The art of Quick Change is several hundred years old and reaches back as far as the 15th century. The Japanese kabuki theater started with crude performances by a shrine dancer Akuna in the year 1603, although the use of Quick Change was most probably not added until after 1629 when women were banned from performing kabuki.
Origins of this form of entertainment can be found in a book dated 1600 describing the performance of Giovanni Gabrielle, an Italian actor performing different change of costumes and characters in the public square of Bologna. There are several types of quick change gags in the Commedia Dell Arte. Various magicians in the 1800 used quick change effects in their repertory. Castor Sax was one of them, performing the Podium Act. A related type of performance is exhibited in the Chinese dramatic art form Bain Lean.
The Italian actor and mime Leopold Fragile (1867-1936) the greatest quick-change artist of his day was used quick-changes on stage and in front of the camera from 1895 to 1922. There still exist several minutes of these films. He was the first artist to transform this surprising skill into a full evening show. At the top of his career he was performing 60 characters in the same show.
He was famous for his extraordinary ability in impersonations and his quickness in exchanging roles- so much so that while he was performing in London in the 1890s unkind rumors spread that there was more than one Fragile.

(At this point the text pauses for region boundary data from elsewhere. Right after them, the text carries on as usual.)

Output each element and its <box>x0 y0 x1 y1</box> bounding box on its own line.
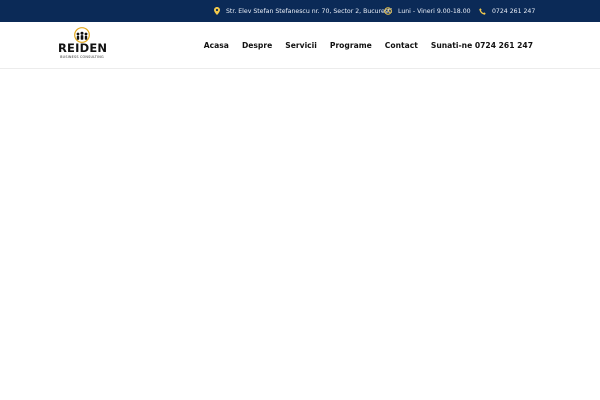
nav-item-call[interactable]: Sunati-ne 0724 261 247 <box>431 41 533 50</box>
top-info-bar: Str. Elev Stefan Stefanescu nr. 70, Sect… <box>0 0 600 22</box>
logo-brand-text: REIDEN <box>58 41 108 55</box>
nav-item-servicii[interactable]: Servicii <box>285 41 317 50</box>
nav-item-programe[interactable]: Programe <box>330 41 372 50</box>
address-info: Str. Elev Stefan Stefanescu nr. 70, Sect… <box>214 0 392 22</box>
nav-item-contact[interactable]: Contact <box>385 41 418 50</box>
phone-text[interactable]: 0724 261 247 <box>492 8 535 15</box>
logo[interactable]: REIDEN BUSINESS CONSULTING <box>58 27 108 65</box>
hours-info: Luni - Vineri 9.00-18.00 <box>384 0 471 22</box>
clock-icon <box>384 7 392 15</box>
address-text: Str. Elev Stefan Stefanescu nr. 70, Sect… <box>226 7 393 15</box>
location-pin-icon <box>214 7 220 15</box>
main-navigation: Acasa Despre Servicii Programe Contact S… <box>204 22 533 69</box>
phone-icon <box>479 7 486 15</box>
phone-info[interactable]: 0724 261 247 <box>479 0 535 22</box>
logo-tagline: BUSINESS CONSULTING <box>60 55 104 59</box>
nav-item-acasa[interactable]: Acasa <box>204 41 229 50</box>
nav-item-despre[interactable]: Despre <box>242 41 272 50</box>
hours-text: Luni - Vineri 9.00-18.00 <box>398 7 471 15</box>
page-content-area <box>0 70 600 400</box>
site-header: REIDEN BUSINESS CONSULTING Acasa Despre … <box>0 22 600 69</box>
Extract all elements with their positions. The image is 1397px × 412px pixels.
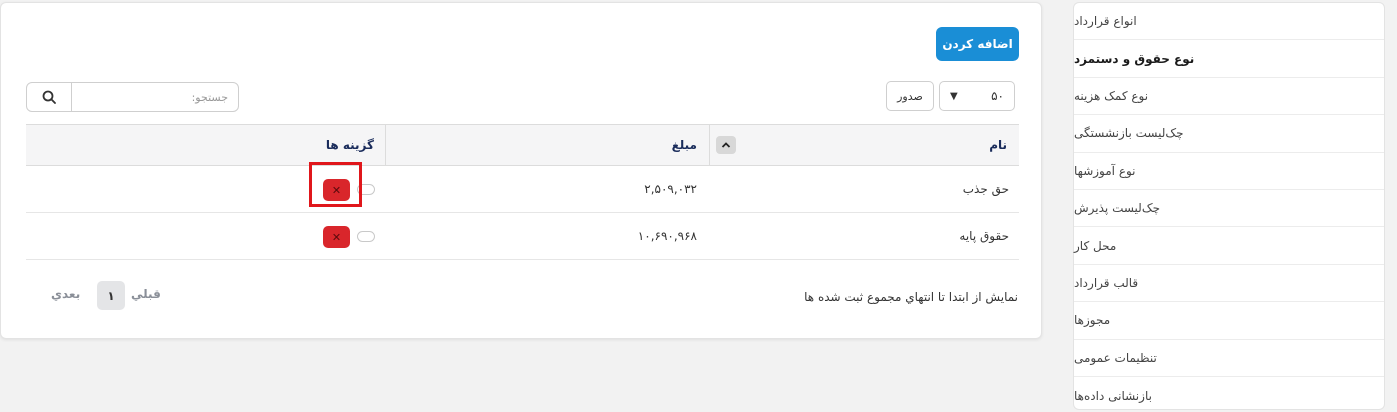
row-amount: ۱۰,۶۹۰,۹۶۸: [637, 229, 697, 243]
row-toggle[interactable]: [357, 184, 375, 195]
settings-sidebar: انواع قرارداد نوع حقوق و دستمزد نوع کمک …: [1073, 2, 1385, 410]
table-header: نام مبلغ گزینه ها: [26, 124, 1019, 166]
sidebar-item-permissions[interactable]: مجوزها: [1074, 302, 1384, 340]
search-icon: [42, 90, 56, 104]
sidebar-item-label: نوع آموزشها: [1074, 163, 1136, 178]
pagination-previous[interactable]: قبلي: [131, 287, 161, 301]
pagination-current-page[interactable]: ۱: [97, 281, 125, 310]
row-toggle[interactable]: [357, 231, 375, 242]
sidebar-item-data-reset[interactable]: بازنشانی داده‌ها: [1074, 377, 1384, 412]
column-header-options: گزینه ها: [325, 138, 374, 152]
sort-toggle-button[interactable]: [716, 136, 736, 154]
sidebar-item-label: چک‌لیست پذیرش: [1074, 201, 1160, 216]
row-name: حق جذب: [962, 182, 1009, 196]
column-header-name[interactable]: نام: [989, 125, 1007, 165]
sidebar-item-label: چک‌لیست بازنشستگی: [1074, 126, 1184, 141]
sidebar-item-label: تنظیمات عمومی: [1074, 350, 1157, 365]
sidebar-item-label: محل کار: [1074, 238, 1117, 253]
sidebar-item-label: قالب قرارداد: [1074, 275, 1139, 290]
delete-button[interactable]: ✕: [323, 226, 350, 248]
column-header-amount[interactable]: مبلغ: [672, 125, 697, 165]
sidebar-item-workplace[interactable]: محل کار: [1074, 227, 1384, 265]
sidebar-item-label: نوع حقوق و دستمزد: [1074, 51, 1195, 66]
close-icon: ✕: [331, 183, 342, 197]
sidebar-item-general-settings[interactable]: تنظیمات عمومی: [1074, 340, 1384, 377]
data-table: نام مبلغ گزینه ها حق جذب ۲,۵۰۹,۰۳۲ ✕ حقو…: [26, 124, 1019, 260]
column-divider: [385, 125, 386, 165]
table-info-text: نمایش از ابتدا تا انتهاي مجموع ثبت شده ه…: [804, 290, 1018, 304]
sidebar-item-training-types[interactable]: نوع آموزشها: [1074, 153, 1384, 190]
sidebar-item-label: بازنشانی داده‌ها: [1074, 388, 1152, 403]
sidebar-item-onboarding-checklist[interactable]: چک‌لیست پذیرش: [1074, 190, 1384, 228]
sidebar-item-contract-types[interactable]: انواع قرارداد: [1074, 3, 1384, 41]
row-amount: ۲,۵۰۹,۰۳۲: [644, 182, 697, 196]
export-button[interactable]: صدور: [886, 81, 934, 111]
column-divider: [709, 125, 710, 165]
search-box: [26, 82, 239, 112]
table-row: حقوق پایه ۱۰,۶۹۰,۹۶۸ ✕: [26, 213, 1019, 260]
sidebar-item-contract-template[interactable]: قالب قرارداد: [1074, 265, 1384, 303]
chevron-down-icon: ▼: [950, 90, 958, 102]
pagination-next[interactable]: بعدي: [51, 287, 80, 301]
sidebar-item-payroll-types[interactable]: نوع حقوق و دستمزد: [1074, 40, 1384, 78]
sidebar-item-label: نوع کمک هزینه: [1074, 88, 1149, 103]
page-length-value: ۵۰: [991, 89, 1004, 103]
sidebar-item-allowance-types[interactable]: نوع کمک هزینه: [1074, 78, 1384, 116]
sidebar-item-label: مجوزها: [1074, 313, 1111, 328]
page-length-select[interactable]: ▼ ۵۰: [939, 81, 1015, 111]
chevron-up-icon: [721, 142, 731, 148]
main-card: اضافه کردن ▼ ۵۰ صدور نام مبلغ گزینه ها: [0, 2, 1042, 339]
sidebar-item-label: انواع قرارداد: [1074, 14, 1137, 29]
delete-button[interactable]: ✕: [323, 179, 350, 201]
row-name: حقوق پایه: [959, 229, 1009, 243]
sidebar-item-retirement-checklist[interactable]: چک‌لیست بازنشستگی: [1074, 115, 1384, 153]
search-input[interactable]: [72, 83, 238, 111]
table-row: حق جذب ۲,۵۰۹,۰۳۲ ✕: [26, 166, 1019, 213]
search-button[interactable]: [27, 83, 72, 111]
add-button[interactable]: اضافه کردن: [936, 27, 1019, 61]
close-icon: ✕: [331, 230, 342, 244]
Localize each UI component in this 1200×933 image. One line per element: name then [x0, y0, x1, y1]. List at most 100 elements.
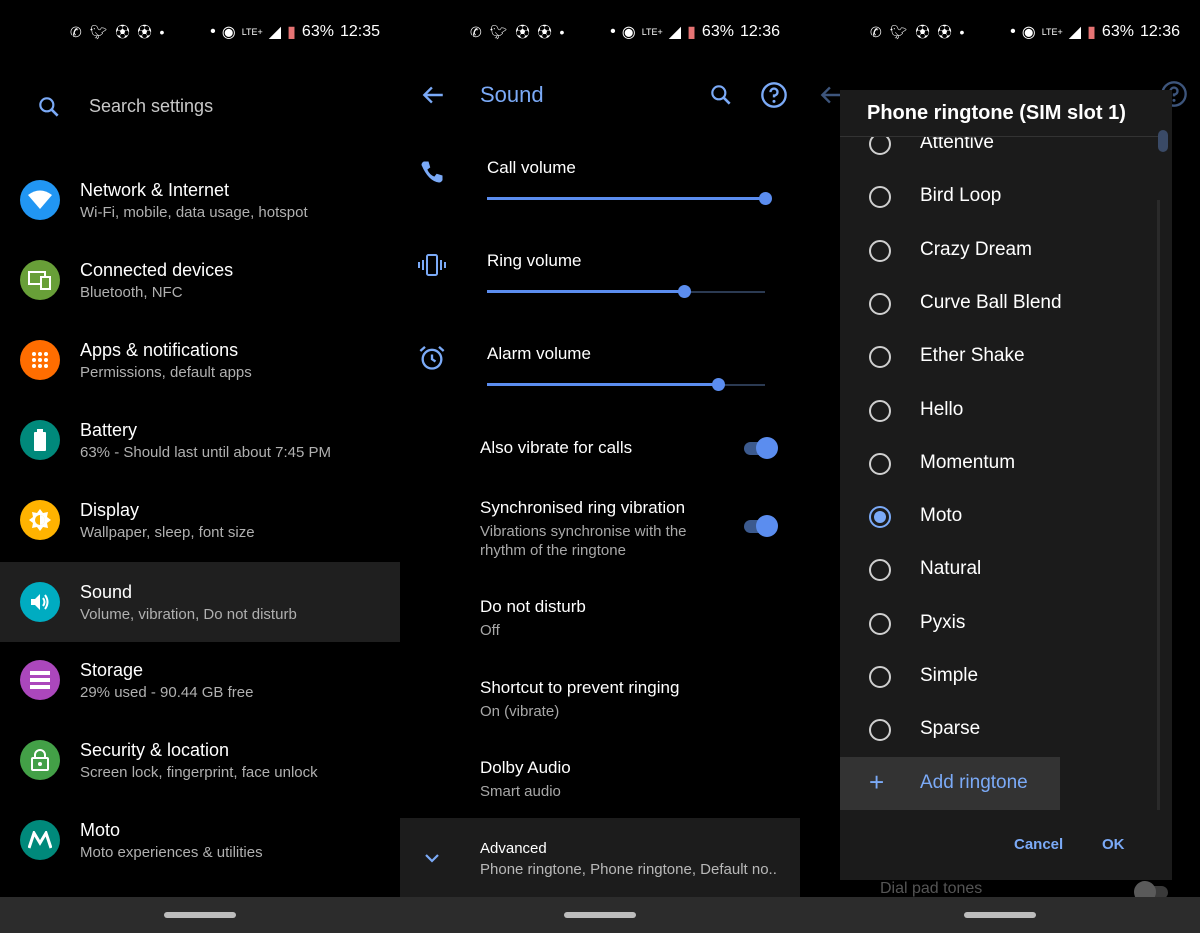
radio-button[interactable]: [869, 666, 891, 688]
ringtone-option[interactable]: Crazy Dream: [840, 226, 1160, 279]
ringtone-option[interactable]: Attentive: [840, 137, 1160, 172]
radio-button[interactable]: [869, 346, 891, 369]
ringtone-option[interactable]: Sparse: [840, 705, 1160, 758]
sync-vibration-row[interactable]: Synchronised ring vibration Vibrations s…: [480, 498, 710, 560]
radio-button[interactable]: [869, 506, 891, 529]
battery-percent: 63%: [301, 23, 334, 40]
whatsapp-icon: ✆: [470, 23, 482, 40]
radio-button[interactable]: [869, 559, 891, 582]
dolby-audio-row[interactable]: Dolby Audio Smart audio: [480, 758, 790, 801]
ringtone-label: Natural: [920, 558, 982, 580]
settings-item-network[interactable]: Network & Internet Wi-Fi, mobile, data u…: [0, 160, 400, 240]
call-volume-slider[interactable]: [487, 192, 772, 206]
plus-icon: +: [869, 767, 885, 797]
settings-item-moto[interactable]: Moto Moto experiences & utilities: [0, 800, 400, 880]
row-subtitle: Phone ringtone, Phone ringtone, Default …: [480, 861, 777, 878]
ringtone-label: Ether Shake: [920, 345, 1025, 367]
toggle-thumb: [756, 437, 778, 459]
status-bar: ✆ 🐦︎ ⚽︎ ⚽︎ • • ◉ LTE+ ◢ ▮ 63% 12:35: [0, 18, 400, 46]
ring-volume-slider[interactable]: [487, 285, 765, 299]
clock: 12:36: [1139, 23, 1180, 40]
ringtone-picker-panel: ✆ 🐦︎ ⚽︎ ⚽︎ • • ◉ LTE+ ◢ ▮ 63% 12:36 Phon…: [800, 0, 1200, 933]
item-title: Storage: [80, 660, 144, 680]
dial-pad-tones-label: Dial pad tones: [880, 880, 983, 897]
radio-button[interactable]: [869, 137, 891, 155]
twitter-icon: 🐦︎: [89, 23, 108, 40]
slider-thumb[interactable]: [711, 378, 725, 391]
dialog-buttons: Cancel OK: [840, 826, 1172, 866]
row-title: Shortcut to prevent ringing: [480, 678, 680, 697]
search-bar[interactable]: Search settings: [0, 88, 400, 128]
settings-item-display[interactable]: Display Wallpaper, sleep, font size: [0, 480, 400, 560]
settings-item-battery[interactable]: Battery 63% - Should last until about 7:…: [0, 400, 400, 480]
battery-icon: ▮: [1087, 24, 1096, 41]
cancel-button[interactable]: Cancel: [1014, 836, 1063, 853]
item-subtitle: Moto experiences & utilities: [80, 844, 263, 861]
item-title: Security & location: [80, 740, 230, 760]
ringtone-option[interactable]: Ether Shake: [840, 332, 1160, 385]
help-icon[interactable]: [760, 81, 788, 109]
soccer-icon: ⚽︎: [515, 24, 530, 40]
page-title: Sound: [480, 82, 544, 107]
signal-icon: ◢: [668, 24, 682, 41]
ringtone-option[interactable]: Bird Loop: [840, 172, 1160, 225]
prevent-ringing-row[interactable]: Shortcut to prevent ringing On (vibrate): [480, 678, 790, 721]
sync-vibration-toggle[interactable]: [742, 514, 778, 538]
item-title: Display: [80, 500, 140, 520]
ringtone-option[interactable]: Simple: [840, 652, 1160, 705]
settings-item-security[interactable]: Security & location Screen lock, fingerp…: [0, 720, 400, 800]
ringtone-option[interactable]: Momentum: [840, 439, 1160, 492]
ringtone-label: Sparse: [920, 718, 981, 740]
home-handle[interactable]: [564, 912, 636, 918]
radio-button[interactable]: [869, 186, 891, 209]
radio-button[interactable]: [869, 399, 891, 422]
search-icon[interactable]: [708, 82, 734, 108]
apps-icon: [20, 340, 60, 380]
home-handle[interactable]: [164, 912, 236, 918]
clock: 12:36: [739, 23, 780, 40]
settings-item-apps[interactable]: Apps & notifications Permissions, defaul…: [0, 320, 400, 400]
back-arrow-icon[interactable]: [420, 82, 446, 108]
radio-button[interactable]: [869, 292, 891, 315]
search-placeholder: Search settings: [89, 96, 214, 116]
settings-item-sound[interactable]: Sound Volume, vibration, Do not disturb: [0, 562, 400, 642]
ok-button[interactable]: OK: [1102, 836, 1125, 853]
brightness-icon: [20, 500, 60, 540]
advanced-row[interactable]: Advanced Phone ringtone, Phone ringtone,…: [400, 818, 800, 898]
item-subtitle: 63% - Should last until about 7:45 PM: [80, 444, 331, 461]
add-ringtone-button[interactable]: + Add ringtone: [840, 757, 1060, 810]
radio-button[interactable]: [869, 612, 891, 635]
alarm-volume-slider[interactable]: [487, 378, 765, 392]
wifi-icon: [20, 180, 60, 220]
ringtone-option[interactable]: Natural: [840, 545, 1160, 598]
also-vibrate-toggle[interactable]: [742, 436, 778, 460]
ringtone-label: Hello: [920, 398, 964, 420]
slider-thumb[interactable]: [759, 192, 772, 205]
home-handle[interactable]: [964, 912, 1036, 918]
ringtone-label: Crazy Dream: [920, 238, 1032, 260]
settings-item-storage[interactable]: Storage 29% used - 90.44 GB free: [0, 640, 400, 720]
search-icon: [39, 97, 59, 117]
item-title: Apps & notifications: [80, 340, 239, 360]
item-subtitle: Bluetooth, NFC: [80, 284, 183, 301]
ringtone-option[interactable]: Hello: [840, 386, 1160, 439]
slider-thumb[interactable]: [678, 285, 692, 298]
system-icons: • ◉ LTE+ ◢ ▮ 63% 12:36: [1010, 22, 1180, 42]
radio-button[interactable]: [869, 452, 891, 475]
ring-volume-row: Ring volume: [400, 251, 800, 331]
do-not-disturb-row[interactable]: Do not disturb Off: [480, 597, 790, 640]
radio-button[interactable]: [869, 719, 891, 742]
scrollbar-thumb[interactable]: [1158, 130, 1168, 152]
battery-icon: [20, 420, 60, 460]
ringtone-label: Attentive: [920, 137, 994, 153]
soccer-icon: ⚽︎: [537, 24, 552, 40]
settings-panel: ✆ 🐦︎ ⚽︎ ⚽︎ • • ◉ LTE+ ◢ ▮ 63% 12:35 Sear…: [0, 0, 400, 933]
ringtone-option[interactable]: Curve Ball Blend: [840, 279, 1160, 332]
ringtone-option[interactable]: Moto: [840, 492, 1160, 545]
settings-item-connected-devices[interactable]: Connected devices Bluetooth, NFC: [0, 240, 400, 320]
ringtone-list[interactable]: Attentive Bird Loop Crazy Dream Curve Ball …: [840, 137, 1172, 812]
call-volume-row: Call volume: [400, 158, 800, 238]
ringtone-option[interactable]: Pyxis: [840, 599, 1160, 652]
radio-button[interactable]: [869, 239, 891, 262]
ringtone-label: Moto: [920, 505, 963, 527]
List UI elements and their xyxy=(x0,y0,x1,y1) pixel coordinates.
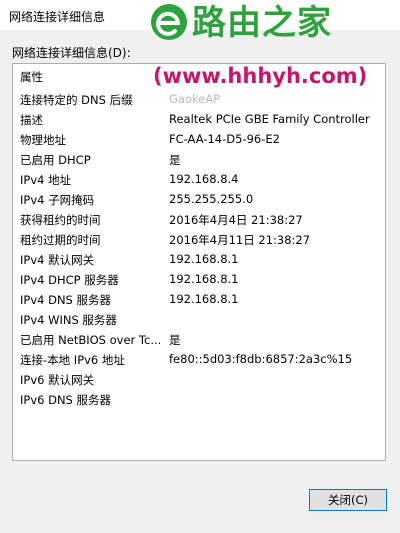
property-value: 192.168.8.1 xyxy=(169,252,239,266)
property-name: IPv4 地址 xyxy=(20,173,72,187)
property-name: IPv4 子网掩码 xyxy=(20,193,95,207)
property-name: IPv4 DNS 服务器 xyxy=(20,293,112,307)
property-value: 192.168.8.1 xyxy=(169,272,239,286)
list-item[interactable]: 租约过期的时间 2016年4月11日 21:38:27 xyxy=(13,230,385,250)
details-list[interactable]: 属性 连接特定的 DNS 后缀 GaokeAP 描述 Realtek PCIe … xyxy=(12,63,386,461)
list-item[interactable]: 连接特定的 DNS 后缀 GaokeAP xyxy=(13,90,385,110)
property-value: 255.255.255.0 xyxy=(169,192,254,206)
property-name: 租约过期的时间 xyxy=(20,233,101,247)
property-name: IPv4 WINS 服务器 xyxy=(20,313,117,327)
property-name: 物理地址 xyxy=(20,133,66,147)
property-value: 192.168.8.4 xyxy=(169,172,239,186)
property-name: IPv4 默认网关 xyxy=(20,253,95,267)
property-name: IPv4 DHCP 服务器 xyxy=(20,273,119,287)
list-item[interactable]: IPv6 默认网关 xyxy=(13,370,385,390)
e-logo-icon xyxy=(151,4,187,40)
list-item[interactable]: IPv6 DNS 服务器 xyxy=(13,390,385,410)
property-name: 获得租约的时间 xyxy=(20,213,101,227)
property-value: fe80::5d03:f8db:6857:2a3c%15 xyxy=(169,352,353,366)
property-name: 连接特定的 DNS 后缀 xyxy=(20,93,133,107)
property-name: 已启用 DHCP xyxy=(20,153,91,167)
watermark-site-name: 路由之家 xyxy=(192,3,332,43)
property-name: 已启用 NetBIOS over Tc... xyxy=(20,333,162,347)
watermark-url: (www.hhhyh.com) xyxy=(153,64,368,88)
list-item[interactable]: 获得租约的时间 2016年4月4日 21:38:27 xyxy=(13,210,385,230)
property-value: 2016年4月4日 21:38:27 xyxy=(169,213,303,227)
window-title: 网络连接详细信息 xyxy=(9,10,106,24)
list-item[interactable]: 连接-本地 IPv6 地址 fe80::5d03:f8db:6857:2a3c%… xyxy=(13,350,385,370)
property-value: 是 xyxy=(169,333,181,347)
list-item[interactable]: 物理地址 FC-AA-14-D5-96-E2 xyxy=(13,130,385,150)
property-name: IPv6 默认网关 xyxy=(20,373,95,387)
column-header-property[interactable]: 属性 xyxy=(20,69,43,85)
list-item[interactable]: 描述 Realtek PCIe GBE Family Controller xyxy=(13,110,385,130)
property-value: GaokeAP xyxy=(169,92,221,106)
list-item[interactable]: 已启用 NetBIOS over Tc... 是 xyxy=(13,330,385,350)
details-group-label: 网络连接详细信息(D): xyxy=(12,46,131,60)
property-value: 是 xyxy=(169,153,181,167)
list-item[interactable]: IPv4 默认网关 192.168.8.1 xyxy=(13,250,385,270)
list-item[interactable]: IPv4 地址 192.168.8.4 xyxy=(13,170,385,190)
property-name: IPv6 DNS 服务器 xyxy=(20,393,112,407)
property-name: 描述 xyxy=(20,113,43,127)
close-button[interactable]: 关闭(C) xyxy=(309,489,387,511)
property-value: 2016年4月11日 21:38:27 xyxy=(169,233,311,247)
property-value: Realtek PCIe GBE Family Controller xyxy=(169,112,370,126)
list-item[interactable]: 已启用 DHCP 是 xyxy=(13,150,385,170)
list-item[interactable]: IPv4 子网掩码 255.255.255.0 xyxy=(13,190,385,210)
property-value: 192.168.8.1 xyxy=(169,292,239,306)
list-item[interactable]: IPv4 WINS 服务器 xyxy=(13,310,385,330)
property-value: FC-AA-14-D5-96-E2 xyxy=(169,132,280,146)
property-name: 连接-本地 IPv6 地址 xyxy=(20,353,125,367)
list-item[interactable]: IPv4 DNS 服务器 192.168.8.1 xyxy=(13,290,385,310)
list-item[interactable]: IPv4 DHCP 服务器 192.168.8.1 xyxy=(13,270,385,290)
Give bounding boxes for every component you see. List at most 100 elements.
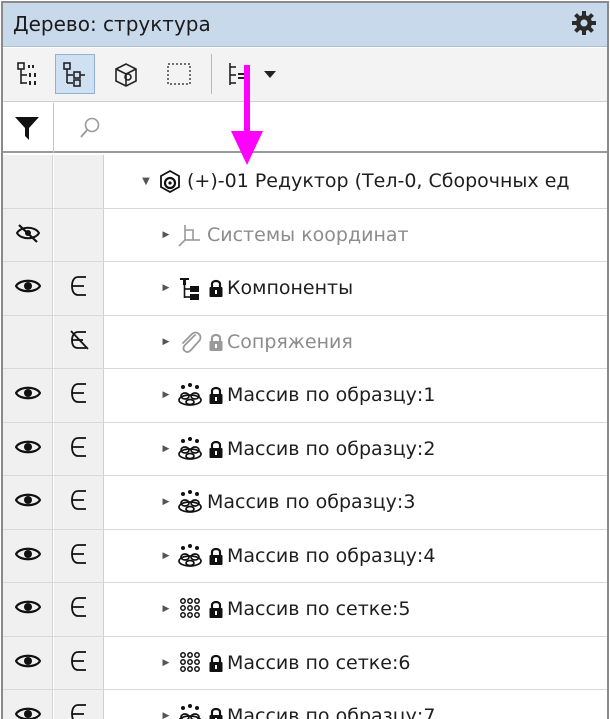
dashed-frame-icon [167,63,191,85]
visibility-cell[interactable] [3,315,53,368]
tree-item-label: Массив по сетке:5 [227,598,411,621]
tree-row[interactable]: ▶ Системы координат [3,208,607,262]
include-icon[interactable] [69,543,89,569]
tree-row[interactable]: ▶ Массив по образцу:2 [3,422,607,476]
include-cell[interactable] [54,315,104,368]
hidden-eye-icon[interactable] [15,222,41,248]
assembly-view-button[interactable] [107,54,147,94]
eye-icon[interactable] [14,438,41,460]
eye-icon[interactable] [14,545,41,567]
expand-triangle-icon[interactable]: ▶ [159,209,173,262]
expand-triangle-icon[interactable]: ▶ [159,316,173,369]
eye-icon[interactable] [14,652,41,674]
dashed-frame-button[interactable] [159,54,199,94]
tree-item-label: Массив по образцу:7 [227,705,436,719]
pattern-array-icon [175,369,205,422]
tree-row[interactable]: ▶ Массив по сетке:6 [3,636,607,690]
tree-item-label: Компоненты [227,277,354,300]
tree-row[interactable]: ▶ Массив по образцу:3 [3,476,607,530]
pattern-array-icon [175,423,205,476]
eye-icon[interactable] [14,598,41,620]
visibility-cell[interactable] [3,636,53,689]
visibility-cell[interactable] [3,422,53,475]
include-cell[interactable] [54,636,104,689]
exclude-icon[interactable] [67,328,91,356]
coordinate-system-icon [175,209,205,262]
tree-item-label: Массив по образцу:2 [227,437,436,460]
include-cell[interactable] [54,155,104,208]
eye-icon[interactable] [14,705,41,719]
expand-triangle-icon[interactable]: ▶ [159,637,173,690]
structure-tree-panel: Дерево: структура ▼ (+)-01 Редуктор (Тел… [1,1,609,719]
tree-item-label: Массив по образцу:3 [207,491,416,514]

Fragile made the costume and hairpiece changes out of view of the audience in three seconds with the help of several assistants. The most difficult aspect of his performance and style was the synchronization of gesture and voice. In fact, a similar dressed assistant had taken his place so that Fragile could change costumes.
He was very popular like Houdini — he is the forefather of Quick Change (but not the first).
Quick costume change show act
1909 — 1916: Mlle. Regalia appears to be the first popular woman to perform Quick Change with prepared costumes (Fatima Mires was considered the most important at the time, but Mlle. Regalia, of French origin far outshone her performances). In a short two part act totaling fifteen minutes, Mlle. Regalia played the part of fifteen characters (men and women) with an incredible forty costume changes. The exact number of characters varies from different reports 12 characters and forty costumes, to 20 characters with 100 costumes! This is most probably due to the fact that at every curtain call she also would change costume everything right up to the stockings! Mlle. was also considered a great actress during these play lettes «The Lightning Waiter»and «Husband’s Return». Skeptics were unable to believe that only one woman was playing all the parts, and so a reward of 1,000 dollars was offered to anyone who could prove otherwise. In 1916 Mlle. Regalia also appeared in two short silent films made in Germany «Was ein Weib vermag»- «As well as a broad is able»and «Regalia». Copies of bill boards and newspaper reports helped us with this research.
Quick Change was very popular in the 20th century right up until the twenties. After the outbreak of cinema this art fell silent. Read more in the fantastic book from Vivian Sobchack — «Meta-Morphing». Quick Change was sporadically performed by magicians; in Japanese Kabuki theatre it continued to be performed unseen by our Western world.
Another great quick change magician was The Great Lafayette (1872-1911). His excellent quick-change routine as well as dramatic illusions such as his own Lion’s Bride (lady to lion) made him very popular.
The Russian style - the art of changing clothes (dressing and undressing)
There are a very few internationally acclaimed quick-change artists, all using different styles and techniques. One of the most unusual quick-change artists is the Venetian Ennis Machete, who uses only cardboard and paper for his costumes and wigs and can change into over 50 characters in one hour. Also called «The Living Cartoon», Ennis has enjoyed a worldwide success since his first appearance at the Edinburgh Fringe in 1989. He has been nominated in New York for a Drama Desk Award and for a Laurence Olivier award in London. His bi-dimensional cardboard costumes fold like origami. He has over 300 characters in his repertoire, from works of art like the Mona Lisa to modern pop stars like Eminem or Shakira.
One of the world?s classic exponents of quick change artistry is the Italian actor and performer Arturo Brachetti. The Guinness Book of Records of 2006 lists him as the fastest in the world. In 2000 he was awarded the Prix Moliere, the highest accolade in French theatre (Tony Award) for «The man with 1000 faces» where he performs 80 different characters in the two hours show. The show sold-out in Paris for 3 runs in an 1800 seats theatre. Brochette has invented and performed about 20 different acts for television and about 10 plays, produced by the National Theatre of Turin in Italy. His guard robe counts more than 350 costumes. His performances are often a series of characters one after the other or a spoken sketch in which he plays all the roles interacting with each others.
Another traditional style of quick change was performed in Moscow Circus by the duo The Sudarchikovi’s, created by the 1950s. In this act the partners change costumes (color and shapes) several times covered by a sandwich screen, a piece of material or a ring with ribbons. For the finale the man throws silver confetti on the partner and her costume transformed instantaneously in white.
Another popular quick-change duo is David and Dania, whose act is very similar in style to The Sudarchikovi’s. It was David and Dania who showed Keelan Leyser and Charlotte Marie the methods of how to quick change at a private seminar.